Tribe GM named Executive of the Year
11/08/2005INDIAN WELLS, Calif. -- Cleveland Indians general manager Mark Shapiro was designated as the 2005 Major League Baseball Executive of the Year by The Sporting News on Monday during a reception for the GMs at this year's annual meetings.
Shapiro narrowly bested Chicago White Sox general manager Ken Williams, with the Atlanta Braves' John Schuerholz finishing third. Two executives from each big league club voted in mid-September for the award, which was won last year by St. Louis GM Walt Jocketty.

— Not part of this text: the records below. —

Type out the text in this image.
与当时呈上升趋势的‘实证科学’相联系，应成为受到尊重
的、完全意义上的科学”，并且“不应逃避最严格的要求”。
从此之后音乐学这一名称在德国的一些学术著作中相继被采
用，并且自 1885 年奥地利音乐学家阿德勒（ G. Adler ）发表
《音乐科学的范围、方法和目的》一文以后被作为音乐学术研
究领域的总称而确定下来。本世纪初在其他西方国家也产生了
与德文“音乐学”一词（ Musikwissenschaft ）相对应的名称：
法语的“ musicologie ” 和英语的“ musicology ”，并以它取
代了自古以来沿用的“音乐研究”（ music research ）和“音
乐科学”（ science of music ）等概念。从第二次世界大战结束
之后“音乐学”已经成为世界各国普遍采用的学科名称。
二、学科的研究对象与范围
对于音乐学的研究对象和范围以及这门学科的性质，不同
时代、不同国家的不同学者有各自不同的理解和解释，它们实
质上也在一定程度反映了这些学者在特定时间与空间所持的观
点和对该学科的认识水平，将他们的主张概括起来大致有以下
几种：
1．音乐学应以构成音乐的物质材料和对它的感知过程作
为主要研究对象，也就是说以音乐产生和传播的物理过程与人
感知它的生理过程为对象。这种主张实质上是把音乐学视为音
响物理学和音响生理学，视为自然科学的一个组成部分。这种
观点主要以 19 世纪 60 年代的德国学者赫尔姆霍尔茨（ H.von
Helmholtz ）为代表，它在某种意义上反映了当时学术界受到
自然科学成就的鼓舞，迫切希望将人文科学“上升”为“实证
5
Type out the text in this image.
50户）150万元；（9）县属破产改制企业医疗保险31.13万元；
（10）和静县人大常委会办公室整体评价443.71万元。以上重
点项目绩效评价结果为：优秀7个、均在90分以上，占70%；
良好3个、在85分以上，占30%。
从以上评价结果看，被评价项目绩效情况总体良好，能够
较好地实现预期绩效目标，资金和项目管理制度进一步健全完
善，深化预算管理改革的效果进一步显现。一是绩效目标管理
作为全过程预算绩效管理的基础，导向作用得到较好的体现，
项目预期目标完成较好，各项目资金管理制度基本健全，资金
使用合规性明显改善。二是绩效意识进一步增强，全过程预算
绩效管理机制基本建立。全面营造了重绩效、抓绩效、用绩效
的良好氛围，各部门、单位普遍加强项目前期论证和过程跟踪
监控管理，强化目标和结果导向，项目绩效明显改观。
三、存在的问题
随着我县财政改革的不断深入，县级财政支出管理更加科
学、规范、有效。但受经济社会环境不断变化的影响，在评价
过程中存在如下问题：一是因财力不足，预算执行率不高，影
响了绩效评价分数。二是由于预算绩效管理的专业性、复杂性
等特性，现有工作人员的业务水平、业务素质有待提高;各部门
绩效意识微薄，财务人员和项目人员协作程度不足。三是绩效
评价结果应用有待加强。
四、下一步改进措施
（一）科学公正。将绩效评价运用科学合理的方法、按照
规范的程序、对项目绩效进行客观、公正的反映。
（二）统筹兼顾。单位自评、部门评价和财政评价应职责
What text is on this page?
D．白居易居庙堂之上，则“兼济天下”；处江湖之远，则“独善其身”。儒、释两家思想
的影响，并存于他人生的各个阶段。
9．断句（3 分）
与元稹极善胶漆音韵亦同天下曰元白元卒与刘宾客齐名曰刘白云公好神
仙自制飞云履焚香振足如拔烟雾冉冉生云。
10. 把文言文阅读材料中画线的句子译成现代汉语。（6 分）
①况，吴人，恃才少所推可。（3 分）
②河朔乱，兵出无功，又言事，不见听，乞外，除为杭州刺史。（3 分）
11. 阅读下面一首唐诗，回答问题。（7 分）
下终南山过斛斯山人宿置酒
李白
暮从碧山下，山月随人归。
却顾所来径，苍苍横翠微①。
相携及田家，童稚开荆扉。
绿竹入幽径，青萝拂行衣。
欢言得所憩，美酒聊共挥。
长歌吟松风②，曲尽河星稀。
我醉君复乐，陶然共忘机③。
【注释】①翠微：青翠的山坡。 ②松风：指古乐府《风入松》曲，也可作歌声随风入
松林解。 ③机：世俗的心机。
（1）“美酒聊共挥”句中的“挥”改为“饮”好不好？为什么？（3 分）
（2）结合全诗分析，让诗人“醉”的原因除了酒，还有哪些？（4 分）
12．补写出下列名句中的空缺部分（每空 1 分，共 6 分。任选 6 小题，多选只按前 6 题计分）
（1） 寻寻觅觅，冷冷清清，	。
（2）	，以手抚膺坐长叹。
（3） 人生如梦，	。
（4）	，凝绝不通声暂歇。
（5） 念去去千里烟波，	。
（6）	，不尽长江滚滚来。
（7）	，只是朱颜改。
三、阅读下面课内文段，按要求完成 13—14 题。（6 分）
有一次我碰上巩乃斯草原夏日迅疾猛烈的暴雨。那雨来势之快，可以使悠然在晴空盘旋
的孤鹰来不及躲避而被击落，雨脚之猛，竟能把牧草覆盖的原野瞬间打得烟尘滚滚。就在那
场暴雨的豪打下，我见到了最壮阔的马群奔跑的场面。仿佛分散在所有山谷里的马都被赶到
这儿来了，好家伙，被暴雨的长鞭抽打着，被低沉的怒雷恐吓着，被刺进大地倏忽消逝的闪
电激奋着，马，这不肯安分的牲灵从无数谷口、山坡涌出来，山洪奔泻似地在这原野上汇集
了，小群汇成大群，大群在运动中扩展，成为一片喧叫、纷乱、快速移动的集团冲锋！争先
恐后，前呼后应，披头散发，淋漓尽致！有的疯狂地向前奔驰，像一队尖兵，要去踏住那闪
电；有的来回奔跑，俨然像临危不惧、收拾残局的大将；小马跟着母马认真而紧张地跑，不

"I was definitely surprised," Shapiro said Tuesday about winning the award. "I'm not very big on individual honors, but it does give a chance to shine the spotlight on the organization, from top to bottom, on what we've accomplished in such a short period of time. The only way you achieve that level of accomplishment is if you get people in scouting and player development to the Major Leagues all aligned.
"That's what's happened with us. We've been able to overcome payroll discrepancy with a group of people that share values and have been driven to get to the point we're at."
The young Indians, replete with the 25th-lowest player payroll in Major League Baseball, had a tremendous second half of the season and made a run at the White Sox in the American League Central. They were eliminated from the Wild Card race on the final day of the regular season.
The White Sox, built by Williams and run on the field by Ozzie Guillen, won 16 of their last 17 games, beginning at the end of the regular season and through the postseason, and swept the Houston Astros out of the World Series, although each of the four games were decided by two runs or less.
The rebuilt Braves won their 14th consecutive division title (discounting the strike-shortened 1994 season), but were eliminated in the first round of the playoffs for the fourth straight postseason.
Shapiro, 38, joined the Indians as an assistant in baseball operations in time for the 1992 season and replaced John Hart as the general manager 10 years later.
The Indians averaged 88 losses during his first three seasons as home attendance at Jacobs Field dwindled.
But Shapiro kept altering the on-field product, adding quality young players such as Grady Sizemore, Travis Hafner and Coco Crisp.
"It gives us some national recognition for a lot of hard work that was largely done in anonymity," Shapiro said. "I'd prefer to rename it from Executive of the Year to Organization of the Year because that's more fitting. No one individual accomplishes that much without a lot of strong people behind him."
This season, the Tribe was 15 games behind the White Sox as late as Aug. 1, and after playing 35-12 ball during the next seven weeks, pulled to within 1 1/2 games Sept. 22. But the Indians lost five of their last six games -- all at home -- to Tampa Bay and Chicago.